DeMISTIfying Infosec: Shellshock

By Katherine Teitler


The Shellshock Bash bug was a remote code execution vulnerability first disclosed on September 24, 2014. A researcher named Stéphane Chazelas initially discovered the bug and contacted Bash's maintainer, Chet Ramey so he could develop a patch. 

Bash, itself, is a Unix shell and command language for Unix operating systems (OS). It is a free software replacement for the earlier Bourne shell. Bash is the default command-line interpreter for Linux and Mac OS X, and is distributed as the shell for the GNU OS. Bash is used in servers and network devices like modems, routers, older embedded devices (think: IoT), and the Apple OS X. It is a text-based user interface which instructs the computer to execute tasks and affects the way processes are run on a computer.

Weaknesses in the original configuration of Bash allowed attackers to remotely execute command lines and scripts, or arbitrary code, to change contents of Web servers, move or delete files, install malware or backdoors, steal data, etc. Because of the weakness, attackers could add malicious code to the environment variable.
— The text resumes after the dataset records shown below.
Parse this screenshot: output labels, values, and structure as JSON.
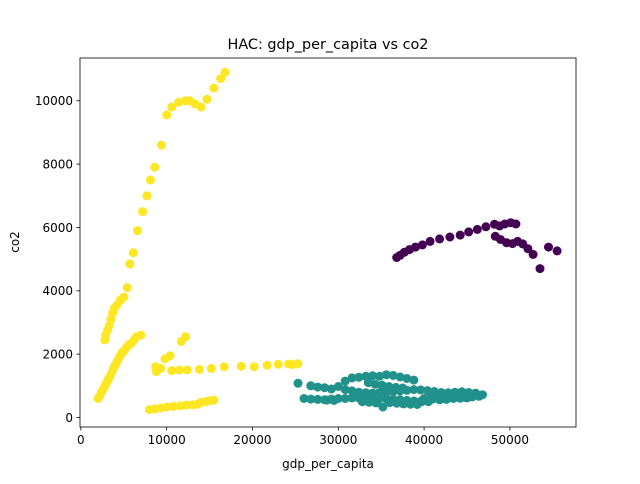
{
  "chart_data": {
    "type": "scatter",
    "title": "HAC: gdp_per_capita vs co2",
    "xlabel": "gdp_per_capita",
    "ylabel": "co2",
    "xlim": [
      -100,
      57700
    ],
    "ylim": [
      -300,
      11350
    ],
    "xticks": [
      0,
      10000,
      20000,
      30000,
      40000,
      50000
    ],
    "yticks": [
      0,
      2000,
      4000,
      6000,
      8000,
      10000
    ],
    "grid": false,
    "legend": "none",
    "colors": {
      "cluster_0": "#440154",
      "cluster_1": "#21918c",
      "cluster_2": "#fde725"
    },
    "series": [
      {
        "color": "#440154",
        "points": [
          [
            36800,
            5050
          ],
          [
            37200,
            5120
          ],
          [
            37700,
            5220
          ],
          [
            38300,
            5300
          ],
          [
            39000,
            5380
          ],
          [
            39800,
            5450
          ],
          [
            40700,
            5560
          ],
          [
            41800,
            5640
          ],
          [
            43000,
            5700
          ],
          [
            44200,
            5760
          ],
          [
            45200,
            5860
          ],
          [
            46200,
            5940
          ],
          [
            47200,
            6020
          ],
          [
            48200,
            6100
          ],
          [
            48800,
            6050
          ],
          [
            49400,
            6110
          ],
          [
            50100,
            6150
          ],
          [
            50700,
            6110
          ],
          [
            48300,
            5720
          ],
          [
            48900,
            5620
          ],
          [
            49600,
            5520
          ],
          [
            50300,
            5490
          ],
          [
            50900,
            5560
          ],
          [
            51500,
            5480
          ],
          [
            52100,
            5330
          ],
          [
            52700,
            5150
          ],
          [
            53500,
            4700
          ],
          [
            54500,
            5380
          ],
          [
            55500,
            5260
          ]
        ]
      },
      {
        "color": "#21918c",
        "points": [
          [
            25300,
            1080
          ],
          [
            26800,
            1000
          ],
          [
            27600,
            960
          ],
          [
            28400,
            940
          ],
          [
            29200,
            900
          ],
          [
            30000,
            980
          ],
          [
            30800,
            1150
          ],
          [
            31600,
            1250
          ],
          [
            32400,
            1270
          ],
          [
            33200,
            1300
          ],
          [
            34000,
            1320
          ],
          [
            34800,
            1300
          ],
          [
            35600,
            1350
          ],
          [
            36400,
            1330
          ],
          [
            37200,
            1280
          ],
          [
            38000,
            1230
          ],
          [
            38800,
            1180
          ],
          [
            26000,
            600
          ],
          [
            26800,
            580
          ],
          [
            27600,
            570
          ],
          [
            28400,
            560
          ],
          [
            29200,
            580
          ],
          [
            30000,
            600
          ],
          [
            30800,
            600
          ],
          [
            31600,
            620
          ],
          [
            32400,
            620
          ],
          [
            33200,
            630
          ],
          [
            34000,
            620
          ],
          [
            34800,
            600
          ],
          [
            35600,
            590
          ],
          [
            36400,
            580
          ],
          [
            37200,
            560
          ],
          [
            38000,
            540
          ],
          [
            38800,
            520
          ],
          [
            39600,
            510
          ],
          [
            30800,
            880
          ],
          [
            31600,
            840
          ],
          [
            32400,
            800
          ],
          [
            33200,
            780
          ],
          [
            34000,
            770
          ],
          [
            34800,
            790
          ],
          [
            35600,
            800
          ],
          [
            36400,
            820
          ],
          [
            37200,
            840
          ],
          [
            38000,
            860
          ],
          [
            38800,
            880
          ],
          [
            39600,
            870
          ],
          [
            40400,
            850
          ],
          [
            41200,
            820
          ],
          [
            42000,
            790
          ],
          [
            42800,
            780
          ],
          [
            43600,
            800
          ],
          [
            44400,
            810
          ],
          [
            45200,
            790
          ],
          [
            46000,
            770
          ],
          [
            46800,
            720
          ],
          [
            40000,
            600
          ],
          [
            40800,
            610
          ],
          [
            41600,
            620
          ],
          [
            42400,
            640
          ],
          [
            43200,
            650
          ],
          [
            44000,
            640
          ],
          [
            44800,
            630
          ],
          [
            45600,
            650
          ],
          [
            46400,
            670
          ],
          [
            33500,
            1100
          ],
          [
            34300,
            1050
          ],
          [
            35100,
            1020
          ],
          [
            35900,
            980
          ],
          [
            36700,
            950
          ],
          [
            37500,
            930
          ],
          [
            41000,
            580
          ],
          [
            41800,
            560
          ],
          [
            42600,
            570
          ],
          [
            43400,
            600
          ],
          [
            44200,
            610
          ],
          [
            45000,
            620
          ],
          [
            32800,
            500
          ],
          [
            33600,
            480
          ],
          [
            34400,
            460
          ],
          [
            35200,
            330
          ],
          [
            36000,
            470
          ],
          [
            36800,
            450
          ],
          [
            37600,
            430
          ],
          [
            38400,
            420
          ],
          [
            39200,
            410
          ],
          [
            29500,
            540
          ],
          [
            28700,
            550
          ],
          [
            39700,
            500
          ],
          [
            40500,
            500
          ]
        ]
      },
      {
        "color": "#fde725",
        "points": [
          [
            2000,
            600
          ],
          [
            2200,
            680
          ],
          [
            2400,
            800
          ],
          [
            2600,
            900
          ],
          [
            2800,
            1000
          ],
          [
            3000,
            1100
          ],
          [
            3200,
            1200
          ],
          [
            3400,
            1300
          ],
          [
            3600,
            1420
          ],
          [
            3800,
            1550
          ],
          [
            4000,
            1650
          ],
          [
            4200,
            1750
          ],
          [
            4400,
            1850
          ],
          [
            4600,
            1950
          ],
          [
            4800,
            2050
          ],
          [
            5000,
            2100
          ],
          [
            5300,
            2200
          ],
          [
            5600,
            2300
          ],
          [
            5900,
            2350
          ],
          [
            6200,
            2450
          ],
          [
            6500,
            2550
          ],
          [
            7000,
            2600
          ],
          [
            2800,
            2450
          ],
          [
            2900,
            2600
          ],
          [
            3100,
            2750
          ],
          [
            3300,
            2900
          ],
          [
            3500,
            3100
          ],
          [
            3700,
            3300
          ],
          [
            3900,
            3450
          ],
          [
            4200,
            3550
          ],
          [
            4600,
            3700
          ],
          [
            5000,
            3800
          ],
          [
            5400,
            4100
          ],
          [
            5700,
            4850
          ],
          [
            6100,
            5200
          ],
          [
            6600,
            5900
          ],
          [
            7200,
            6500
          ],
          [
            7700,
            7000
          ],
          [
            8100,
            7500
          ],
          [
            8600,
            7900
          ],
          [
            9400,
            8600
          ],
          [
            10000,
            9550
          ],
          [
            10600,
            9800
          ],
          [
            11400,
            9950
          ],
          [
            12200,
            10000
          ],
          [
            12700,
            10000
          ],
          [
            13300,
            9900
          ],
          [
            14000,
            9800
          ],
          [
            14700,
            10050
          ],
          [
            15500,
            10400
          ],
          [
            16300,
            10700
          ],
          [
            16800,
            10900
          ],
          [
            8800,
            1450
          ],
          [
            9300,
            1550
          ],
          [
            9800,
            1850
          ],
          [
            10400,
            1950
          ],
          [
            11700,
            2400
          ],
          [
            12200,
            2550
          ],
          [
            8700,
            1600
          ],
          [
            10600,
            1480
          ],
          [
            11500,
            1500
          ],
          [
            12400,
            1500
          ],
          [
            13800,
            1520
          ],
          [
            15200,
            1550
          ],
          [
            16700,
            1600
          ],
          [
            18700,
            1620
          ],
          [
            20200,
            1600
          ],
          [
            21700,
            1650
          ],
          [
            23000,
            1680
          ],
          [
            24200,
            1690
          ],
          [
            24700,
            1670
          ],
          [
            25300,
            1700
          ],
          [
            8000,
            250
          ],
          [
            8600,
            270
          ],
          [
            9300,
            300
          ],
          [
            10000,
            330
          ],
          [
            10800,
            350
          ],
          [
            11600,
            370
          ],
          [
            12300,
            390
          ],
          [
            13000,
            400
          ],
          [
            13600,
            420
          ],
          [
            14000,
            480
          ],
          [
            14500,
            500
          ],
          [
            15000,
            530
          ],
          [
            15500,
            550
          ]
        ]
      }
    ]
  }
}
Reports of automated botnets executing DDoS proliferated in the days following the disclosure. "A Google search by Ars Technica using advanced search parameters yielded over two billion webpages that at least partially fit the profile for the Shellshock exploit." While the potential for damage was great, most Bash systems were not actually remotely exploitable since an attacker would have needed to send a malicious environment variable.

Security experts compared Shellshock to Heartbleed, a similar open source vulnerability, because of the potential reach. At the time of disclosure, about 25 years' worth of Bash versions were in use across the globe.